Los mosaicos que hay sobre las columnas de la nave central son acaso las más bellas producciones del arte nuevo que llegaba del Oriente. El espectador, situado en el centro de la iglesia, ve con admiración desarrollarse a cada lado una procesión de figuras de mosaico paralelas: a un lado están los santos y mártires guiados por San Martín, los cuales acuden a adorar al Salvador; en el otro lado las santas y vírgenes, las cuales, precedidas por tres ángeles y por los Reyes Magos, llegan en larga comitiva hasta la Virgen con el Niño, que descansa en su regazo, como si la escena de la gruta de Belén se prolongara místicamente a través de las edades. Santos y vírgenes van vestidos como bizantinos; los mosaicos de San Apolinar son, indudablemente, obra de maestros procedentes de Oriente. Es humanamente imposible describir el encanto de esta iglesia, hoy solitaria, con sus dos largas filas de figuras de princesas y doctores de Oriente, que abren sus grandes ojos meditabundos marchando en procesión.

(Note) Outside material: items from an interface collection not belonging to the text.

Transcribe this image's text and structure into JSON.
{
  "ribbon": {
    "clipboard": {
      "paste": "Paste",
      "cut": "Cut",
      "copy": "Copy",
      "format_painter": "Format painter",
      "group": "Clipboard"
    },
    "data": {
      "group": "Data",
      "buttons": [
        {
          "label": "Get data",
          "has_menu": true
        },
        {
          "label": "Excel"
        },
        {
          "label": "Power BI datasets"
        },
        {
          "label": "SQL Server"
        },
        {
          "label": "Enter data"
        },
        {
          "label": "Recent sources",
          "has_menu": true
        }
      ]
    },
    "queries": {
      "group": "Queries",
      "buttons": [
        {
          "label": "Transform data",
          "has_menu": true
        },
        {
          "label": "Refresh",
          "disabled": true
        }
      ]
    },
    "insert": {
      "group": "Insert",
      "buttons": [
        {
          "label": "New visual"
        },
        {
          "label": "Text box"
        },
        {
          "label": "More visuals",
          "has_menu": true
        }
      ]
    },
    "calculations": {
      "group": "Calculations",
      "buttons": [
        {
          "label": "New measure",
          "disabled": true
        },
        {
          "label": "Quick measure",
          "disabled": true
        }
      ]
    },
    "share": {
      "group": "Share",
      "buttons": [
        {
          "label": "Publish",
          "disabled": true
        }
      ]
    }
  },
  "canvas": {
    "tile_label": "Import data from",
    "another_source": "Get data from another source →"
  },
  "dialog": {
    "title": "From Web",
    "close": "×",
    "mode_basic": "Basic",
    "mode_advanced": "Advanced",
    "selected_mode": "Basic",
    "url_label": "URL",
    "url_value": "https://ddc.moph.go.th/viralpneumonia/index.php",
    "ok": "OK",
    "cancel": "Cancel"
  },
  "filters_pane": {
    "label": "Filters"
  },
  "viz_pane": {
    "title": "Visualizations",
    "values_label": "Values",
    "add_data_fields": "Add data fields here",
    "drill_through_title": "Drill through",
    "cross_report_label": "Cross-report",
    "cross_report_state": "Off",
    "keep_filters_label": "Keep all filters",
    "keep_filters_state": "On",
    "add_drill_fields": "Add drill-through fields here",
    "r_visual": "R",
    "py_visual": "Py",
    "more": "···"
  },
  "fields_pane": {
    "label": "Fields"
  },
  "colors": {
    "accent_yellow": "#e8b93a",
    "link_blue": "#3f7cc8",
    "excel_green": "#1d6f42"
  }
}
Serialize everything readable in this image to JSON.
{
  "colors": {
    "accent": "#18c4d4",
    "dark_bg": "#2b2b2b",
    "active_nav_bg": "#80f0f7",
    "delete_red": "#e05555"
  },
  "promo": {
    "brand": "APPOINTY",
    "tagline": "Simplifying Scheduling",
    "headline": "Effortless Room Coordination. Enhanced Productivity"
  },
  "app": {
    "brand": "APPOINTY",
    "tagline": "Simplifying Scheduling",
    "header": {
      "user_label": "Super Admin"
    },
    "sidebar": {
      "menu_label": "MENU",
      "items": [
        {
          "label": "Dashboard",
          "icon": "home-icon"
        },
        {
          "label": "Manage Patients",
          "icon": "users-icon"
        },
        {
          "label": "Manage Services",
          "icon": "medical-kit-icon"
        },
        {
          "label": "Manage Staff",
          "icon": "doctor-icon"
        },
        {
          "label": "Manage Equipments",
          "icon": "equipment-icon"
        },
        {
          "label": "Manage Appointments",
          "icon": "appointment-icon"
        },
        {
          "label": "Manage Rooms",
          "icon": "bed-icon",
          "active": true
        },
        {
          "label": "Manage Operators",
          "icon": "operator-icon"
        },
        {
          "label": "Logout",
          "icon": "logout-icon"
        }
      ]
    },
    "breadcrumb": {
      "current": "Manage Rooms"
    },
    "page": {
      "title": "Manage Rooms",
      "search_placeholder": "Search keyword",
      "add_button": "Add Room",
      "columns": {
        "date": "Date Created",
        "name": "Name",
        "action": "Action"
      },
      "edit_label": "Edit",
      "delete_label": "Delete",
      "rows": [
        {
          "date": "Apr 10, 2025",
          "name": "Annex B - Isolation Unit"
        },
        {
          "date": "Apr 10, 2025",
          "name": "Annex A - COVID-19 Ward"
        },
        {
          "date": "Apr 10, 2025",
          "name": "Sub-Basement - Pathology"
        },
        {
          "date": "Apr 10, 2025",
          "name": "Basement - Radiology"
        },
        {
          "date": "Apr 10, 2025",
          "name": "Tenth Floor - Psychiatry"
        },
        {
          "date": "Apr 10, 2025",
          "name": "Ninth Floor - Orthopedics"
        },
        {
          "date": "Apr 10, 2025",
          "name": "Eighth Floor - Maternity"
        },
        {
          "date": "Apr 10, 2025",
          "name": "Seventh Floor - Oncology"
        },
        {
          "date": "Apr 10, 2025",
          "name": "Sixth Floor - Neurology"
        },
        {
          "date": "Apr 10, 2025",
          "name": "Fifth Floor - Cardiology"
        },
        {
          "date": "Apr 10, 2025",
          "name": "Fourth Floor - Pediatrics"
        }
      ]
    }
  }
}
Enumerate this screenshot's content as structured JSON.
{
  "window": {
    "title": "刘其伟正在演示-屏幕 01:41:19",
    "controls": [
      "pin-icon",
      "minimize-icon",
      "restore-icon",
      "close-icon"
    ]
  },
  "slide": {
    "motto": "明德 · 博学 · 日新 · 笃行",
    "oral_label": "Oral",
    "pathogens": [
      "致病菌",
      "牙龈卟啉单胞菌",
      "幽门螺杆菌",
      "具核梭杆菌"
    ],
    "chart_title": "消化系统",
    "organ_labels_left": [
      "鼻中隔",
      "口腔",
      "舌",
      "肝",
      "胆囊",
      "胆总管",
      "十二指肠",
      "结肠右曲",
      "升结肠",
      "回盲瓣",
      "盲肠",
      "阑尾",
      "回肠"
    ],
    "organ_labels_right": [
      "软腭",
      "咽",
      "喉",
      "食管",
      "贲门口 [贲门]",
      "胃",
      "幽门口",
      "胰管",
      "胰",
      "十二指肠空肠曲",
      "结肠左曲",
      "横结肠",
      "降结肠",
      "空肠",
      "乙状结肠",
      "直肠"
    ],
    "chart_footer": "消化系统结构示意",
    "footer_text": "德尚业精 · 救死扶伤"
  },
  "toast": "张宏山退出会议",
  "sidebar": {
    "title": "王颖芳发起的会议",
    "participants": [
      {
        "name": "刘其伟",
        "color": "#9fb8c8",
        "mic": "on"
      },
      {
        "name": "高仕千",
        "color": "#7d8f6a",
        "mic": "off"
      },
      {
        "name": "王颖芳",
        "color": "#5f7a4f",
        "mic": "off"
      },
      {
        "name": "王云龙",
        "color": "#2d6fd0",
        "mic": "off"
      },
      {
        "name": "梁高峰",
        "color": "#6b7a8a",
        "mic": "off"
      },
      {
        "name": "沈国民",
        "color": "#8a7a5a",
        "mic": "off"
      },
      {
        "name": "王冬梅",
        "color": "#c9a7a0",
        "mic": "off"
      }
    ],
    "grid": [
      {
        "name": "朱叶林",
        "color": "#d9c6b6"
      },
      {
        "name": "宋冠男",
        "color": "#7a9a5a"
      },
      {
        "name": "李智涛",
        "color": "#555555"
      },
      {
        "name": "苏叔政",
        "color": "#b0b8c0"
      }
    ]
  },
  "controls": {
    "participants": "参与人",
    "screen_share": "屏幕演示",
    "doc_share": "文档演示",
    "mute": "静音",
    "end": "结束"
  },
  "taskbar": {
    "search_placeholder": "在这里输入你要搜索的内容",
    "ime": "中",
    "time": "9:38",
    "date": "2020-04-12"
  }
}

Es realmente difícil expresar con mayor claridad que en San Apolinar el Nuevo la idea que presidió la elaboración de los templos con planta basilical fue la de mostrar al creyente el camino en su búsqueda de Dios y hacérselo recorrer. Este camino conduce progresivamente desde el mundo exterior, a través de la nave, hasta el ábside. Conforme se avanza hacia el fondo, a lo largo de los alineamientos de columnas, de la serie de arcos y de las hileras de ventanas que iluminan rítmicamente la nave, el visitante siente atraída intensamente su mirada hacia el altar. Los mosaicos resplandecientes con sus dos procesiones de personajes sagrados señalaban la dirección en la que cada paso significa avanzar un grado hacia la Divinidad.


Cortejo de las santas en San Apolinar el Nuevo
Cortejo de las santas en San Apolinar el Nuevo, en Ravena. Detalle del mosaico donde las santas están separadas entre sí por palmeras cargadas de dátiles. Por su ritmo, libertad compositiva y su perfección insuperable han sido llamadas las Panateneas del Cristianismo, comparándolas con las célebres doncellas del friso del Partenón.